Washington — Plastics industry business groups pushed back hard against the Trump administration's May 31 decision to move forward with tariffs on steel and aluminum from Canada, Mexico and Europe, calling it "dangerous" trade policy that will raise prices and cost industry jobs.
"The Trump administration's decision today to impose tariffs on imports of steel and aluminum from Mexico, Canada and the [European Union] — America's strongest trading partners — will benefit America's trade rivals and cost American jobs, plain and simple," said Bill Carteaux, CEO of the Washington-based Plastics Industry Association.
"We urge President [Donald] Trump and his administration to reconsider this dangerous, disruptive approach to trade policy," he said, adding that the tariffs would particularly hit mold makers since much of the steel they use comes from the EU and can't be sourced in the United States.
"These tariffs could quite simply put these companies at risk of going out of business, all while increasing costs that will be felt throughout the domestic supply chain," Carteaux said. "American manufacturers need stable, consistent trade policies and should not have to suffer constraints due to a trade war."

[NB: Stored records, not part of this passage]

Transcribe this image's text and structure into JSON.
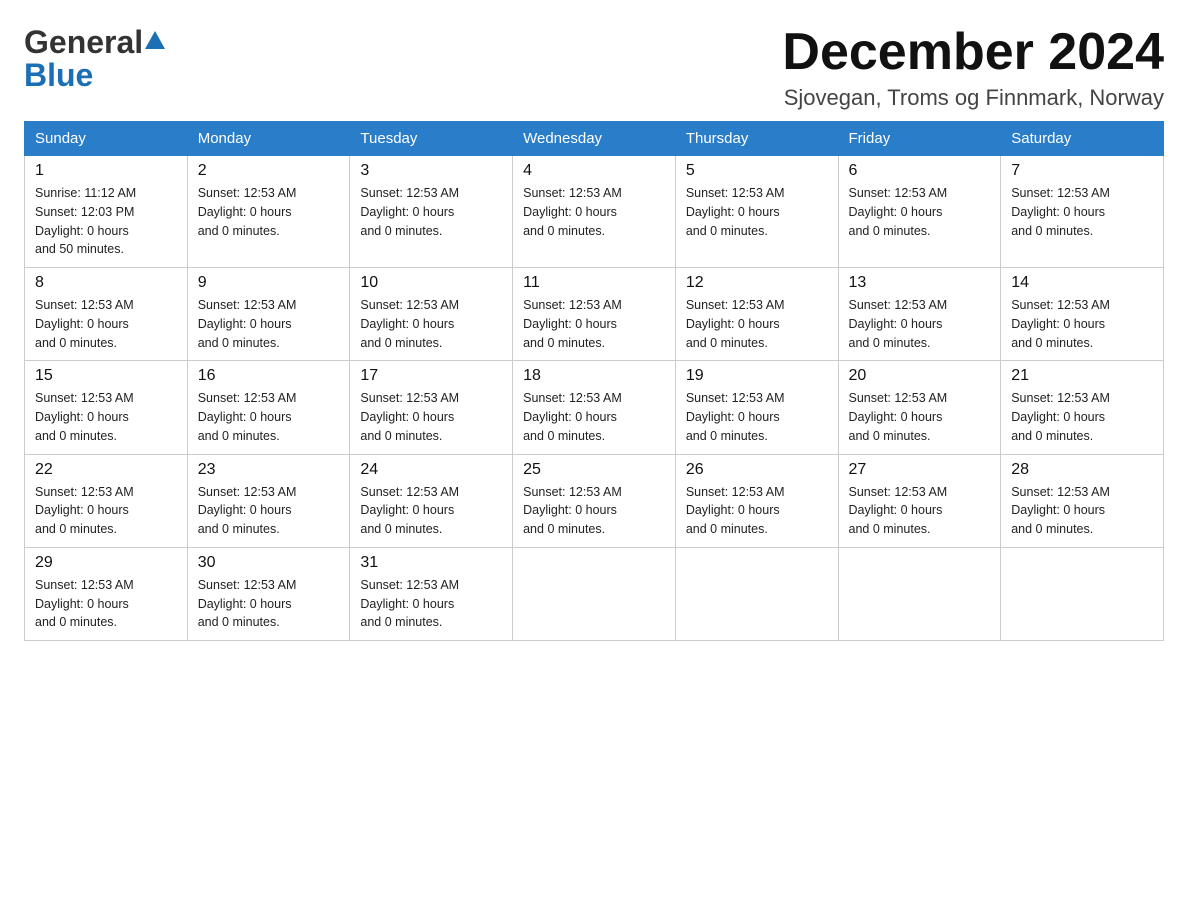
{
  "header": {
    "logo_text_general": "General",
    "logo_text_blue": "Blue",
    "title": "December 2024",
    "location": "Sjovegan, Troms og Finnmark, Norway"
  },
  "calendar": {
    "days_of_week": [
      "Sunday",
      "Monday",
      "Tuesday",
      "Wednesday",
      "Thursday",
      "Friday",
      "Saturday"
    ],
    "weeks": [
      [
        {
          "day": "1",
          "info": "Sunrise: 11:12 AM\nSunset: 12:03 PM\nDaylight: 0 hours\nand 50 minutes."
        },
        {
          "day": "2",
          "info": "Sunset: 12:53 AM\nDaylight: 0 hours\nand 0 minutes."
        },
        {
          "day": "3",
          "info": "Sunset: 12:53 AM\nDaylight: 0 hours\nand 0 minutes."
        },
        {
          "day": "4",
          "info": "Sunset: 12:53 AM\nDaylight: 0 hours\nand 0 minutes."
        },
        {
          "day": "5",
          "info": "Sunset: 12:53 AM\nDaylight: 0 hours\nand 0 minutes."
        },
        {
          "day": "6",
          "info": "Sunset: 12:53 AM\nDaylight: 0 hours\nand 0 minutes."
        },
        {
          "day": "7",
          "info": "Sunset: 12:53 AM\nDaylight: 0 hours\nand 0 minutes."
        }
      ],
      [
        {
          "day": "8",
          "info": "Sunset: 12:53 AM\nDaylight: 0 hours\nand 0 minutes."
        },
        {
          "day": "9",
          "info": "Sunset: 12:53 AM\nDaylight: 0 hours\nand 0 minutes."
        },
        {
          "day": "10",
          "info": "Sunset: 12:53 AM\nDaylight: 0 hours\nand 0 minutes."
        },
        {
          "day": "11",
          "info": "Sunset: 12:53 AM\nDaylight: 0 hours\nand 0 minutes."
        },
        {
          "day": "12",
          "info": "Sunset: 12:53 AM\nDaylight: 0 hours\nand 0 minutes."
        },
        {
          "day": "13",
          "info": "Sunset: 12:53 AM\nDaylight: 0 hours\nand 0 minutes."
        },
        {
          "day": "14",
          "info": "Sunset: 12:53 AM\nDaylight: 0 hours\nand 0 minutes."
        }
      ],
      [
        {
          "day": "15",
          "info": "Sunset: 12:53 AM\nDaylight: 0 hours\nand 0 minutes."
        },
        {
          "day": "16",
          "info": "Sunset: 12:53 AM\nDaylight: 0 hours\nand 0 minutes."
        },
        {
          "day": "17",
          "info": "Sunset: 12:53 AM\nDaylight: 0 hours\nand 0 minutes."
        },
        {
          "day": "18",
          "info": "Sunset: 12:53 AM\nDaylight: 0 hours\nand 0 minutes."
        },
        {
          "day": "19",
          "info": "Sunset: 12:53 AM\nDaylight: 0 hours\nand 0 minutes."
        },
        {
          "day": "20",
          "info": "Sunset: 12:53 AM\nDaylight: 0 hours\nand 0 minutes."
        },
        {
          "day": "21",
          "info": "Sunset: 12:53 AM\nDaylight: 0 hours\nand 0 minutes."
        }
      ],
      [
        {
          "day": "22",
          "info": "Sunset: 12:53 AM\nDaylight: 0 hours\nand 0 minutes."
        },
        {
          "day": "23",
          "info": "Sunset: 12:53 AM\nDaylight: 0 hours\nand 0 minutes."
        },
        {
          "day": "24",
          "info": "Sunset: 12:53 AM\nDaylight: 0 hours\nand 0 minutes."
        },
        {
          "day": "25",
          "info": "Sunset: 12:53 AM\nDaylight: 0 hours\nand 0 minutes."
        },
        {
          "day": "26",
          "info": "Sunset: 12:53 AM\nDaylight: 0 hours\nand 0 minutes."
        },
        {
          "day": "27",
          "info": "Sunset: 12:53 AM\nDaylight: 0 hours\nand 0 minutes."
        },
        {
          "day": "28",
          "info": "Sunset: 12:53 AM\nDaylight: 0 hours\nand 0 minutes."
        }
      ],
      [
        {
          "day": "29",
          "info": "Sunset: 12:53 AM\nDaylight: 0 hours\nand 0 minutes."
        },
        {
          "day": "30",
          "info": "Sunset: 12:53 AM\nDaylight: 0 hours\nand 0 minutes."
        },
        {
          "day": "31",
          "info": "Sunset: 12:53 AM\nDaylight: 0 hours\nand 0 minutes."
        },
        {
          "day": "",
          "info": ""
        },
        {
          "day": "",
          "info": ""
        },
        {
          "day": "",
          "info": ""
        },
        {
          "day": "",
          "info": ""
        }
      ]
    ]
  }
}
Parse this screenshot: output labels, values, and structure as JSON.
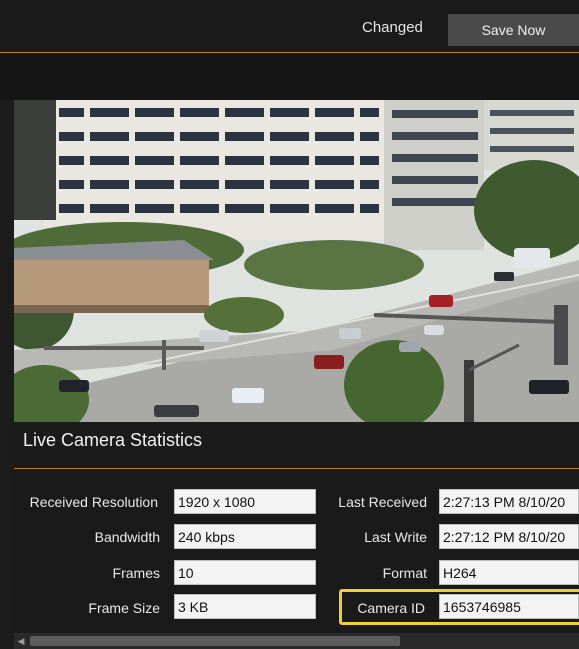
{
  "header": {
    "status_text": "Changed",
    "save_label": "Save Now"
  },
  "camera": {
    "image_name": "live-camera-feed-image"
  },
  "section": {
    "title": "Live Camera Statistics"
  },
  "stats": {
    "received_resolution": {
      "label": "Received Resolution",
      "value": "1920 x 1080"
    },
    "bandwidth": {
      "label": "Bandwidth",
      "value": "240 kbps"
    },
    "frames": {
      "label": "Frames",
      "value": "10"
    },
    "frame_size": {
      "label": "Frame Size",
      "value": "3 KB"
    },
    "last_received": {
      "label": "Last Received",
      "value": "2:27:13 PM 8/10/20"
    },
    "last_write": {
      "label": "Last Write",
      "value": "2:27:12 PM 8/10/20"
    },
    "format": {
      "label": "Format",
      "value": "H264"
    },
    "camera_id": {
      "label": "Camera ID",
      "value": "1653746985"
    }
  },
  "colors": {
    "accent": "#c67a22",
    "highlight": "#f0d030",
    "background": "#1c1c1c"
  }
}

Similarly, the head of the American Chemistry Council said the tariffs "have the potential to threaten U.S. economic security" and hurt planned chemical and plastics industry investments of nearly $200 billion, much of it enabled by shale gas feedstocks that are transforming the U.S. into a low-cost producer.
"Today's announcement to levy steel and aluminum tariffs against three of our closest allies and trading partners will disadvantage U.S. chemical manufacturing and put our country's manufacturing renaissance at risk," said ACC CEO Cal Dooley. "The unilateral move will also invite retaliation and threaten the viability of trade agreements like the North American Free Trade Agreement."
Carteaux also expressed concern the tariffs against Canada and Mexico could "poison the well" in the ongoing NAFTA negotiations.
ACC noted that the EU has already threatened to retaliate against $500 million in U.S. chemical exports.
The chemical and plastics resin sectors have been banking on shale gas leading to significant growth in exports, expanding its trade surplus from $33 billion last year to $73 billion in 2022, ACC estimates.